Hospice & Home Health News 2026May22

Kierstin Reed • May 22, 2026

CMS’ Home Health and Hospice Moratorium: What Nonprofit Providers Need to Know

The Centers for Medicare and Medicaid Services (CMS) issued a moratorium on enrollment of new home health and hospice agencies. The Consolidated Appropriations Act of 2026 had language that prohibited hospices from using telehealth for face to face recertifications during a moratorium. CMS said in frequently asked questions (FAQs) published at the time of the announcement that hospices could continue to use telehealth for the face to face recertification during the moratorium, but did not provide further details on their legal analysis or how they were instructing their contractors at this time. This six-month effort is intended to prevent new bad actors from entering Medicare while the Centers for Medicare and Medicaid Services takes action to identify, investigate, and remove those already exploiting the system. Read LeadingAge's analysis regarding what non-profit, mission-driven agencies can expect here. Our press release on the announcement can be found here.


Representative Van Duyne (R-TX) Introduces Hospice and Home Health Oversight Bill.
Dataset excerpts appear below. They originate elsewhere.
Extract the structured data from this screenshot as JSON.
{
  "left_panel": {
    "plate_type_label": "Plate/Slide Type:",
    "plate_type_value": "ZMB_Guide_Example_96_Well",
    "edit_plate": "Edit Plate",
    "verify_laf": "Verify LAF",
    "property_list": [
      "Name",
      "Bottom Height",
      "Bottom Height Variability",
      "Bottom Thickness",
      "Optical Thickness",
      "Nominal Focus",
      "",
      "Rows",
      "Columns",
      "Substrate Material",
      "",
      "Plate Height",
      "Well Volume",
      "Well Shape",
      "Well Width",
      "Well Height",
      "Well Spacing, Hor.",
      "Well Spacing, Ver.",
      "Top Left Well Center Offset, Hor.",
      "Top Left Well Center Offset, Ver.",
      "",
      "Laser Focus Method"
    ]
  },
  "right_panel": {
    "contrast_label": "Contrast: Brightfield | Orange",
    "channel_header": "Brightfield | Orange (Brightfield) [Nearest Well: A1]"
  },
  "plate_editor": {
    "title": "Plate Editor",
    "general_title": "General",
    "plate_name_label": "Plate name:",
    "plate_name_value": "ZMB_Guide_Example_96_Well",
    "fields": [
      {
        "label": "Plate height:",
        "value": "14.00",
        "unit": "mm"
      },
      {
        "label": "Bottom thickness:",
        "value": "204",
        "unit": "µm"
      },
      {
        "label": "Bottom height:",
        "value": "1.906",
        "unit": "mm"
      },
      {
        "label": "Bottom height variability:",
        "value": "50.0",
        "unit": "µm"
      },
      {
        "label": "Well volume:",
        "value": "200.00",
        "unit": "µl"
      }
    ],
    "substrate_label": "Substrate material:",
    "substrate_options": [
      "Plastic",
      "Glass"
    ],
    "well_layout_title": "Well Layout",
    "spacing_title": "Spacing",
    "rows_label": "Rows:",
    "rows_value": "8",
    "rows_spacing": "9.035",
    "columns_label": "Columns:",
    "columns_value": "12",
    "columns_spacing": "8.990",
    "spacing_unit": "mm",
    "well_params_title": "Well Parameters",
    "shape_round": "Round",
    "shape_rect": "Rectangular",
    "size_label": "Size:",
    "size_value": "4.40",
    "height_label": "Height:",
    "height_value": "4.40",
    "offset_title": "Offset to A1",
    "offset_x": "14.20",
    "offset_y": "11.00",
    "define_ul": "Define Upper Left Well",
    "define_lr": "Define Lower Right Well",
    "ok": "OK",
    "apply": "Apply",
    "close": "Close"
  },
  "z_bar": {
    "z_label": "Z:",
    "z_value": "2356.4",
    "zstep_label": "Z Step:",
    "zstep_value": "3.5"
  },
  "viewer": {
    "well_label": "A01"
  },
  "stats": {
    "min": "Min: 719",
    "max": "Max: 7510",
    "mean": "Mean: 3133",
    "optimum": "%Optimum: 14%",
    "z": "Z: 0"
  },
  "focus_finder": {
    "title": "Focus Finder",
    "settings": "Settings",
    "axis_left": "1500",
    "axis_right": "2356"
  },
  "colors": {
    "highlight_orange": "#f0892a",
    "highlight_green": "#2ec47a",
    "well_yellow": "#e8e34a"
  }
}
On May 19, Representative Beth Van Duyne (R-TX) introduced the "Protecting Seniors and Stopping Fraudsters Act." The bill contains the following provisions:



a.      Increased survey frequency for newly enrolled hospices and home health agencies, providers with ownership changes, or providers displaying signs of fraudulent behavior. 

b.      Revalidation requirements for all agencies in areas under a provisional period of enhanced oversight

c.      Enhanced screening requirements for providers deemed at “extreme risk” of fraud (which include providers in areas where there has been aberrant year over year growth or at other factors at the discretion of the Secretary), including fingerprinting administrators and medical directors and requiring proof of liability insurance.

d.      A 15% payment penalty for non-submission of quality reporting data (currently, the penalty is 4% for hospice and 2% for home health)

e.      Greater accountability for accrediting organizations through standardized survey training requirements.

f.       New beneficiary notification requirements to ensure seniors know when they have been enrolled in hospice and understand how to disenroll if fraud or abuse occurs.

g.      Annual reporting to Congress on CMS program integrity activities, enforcement actions, fraud trends, and efforts to reduce unnecessary administrative burden on legitimate providers.


LeadingAge supports this bill though believes more can be done to support high quality providers and further distinguish oversight activities for them from those committing fraud, waste, and abuse.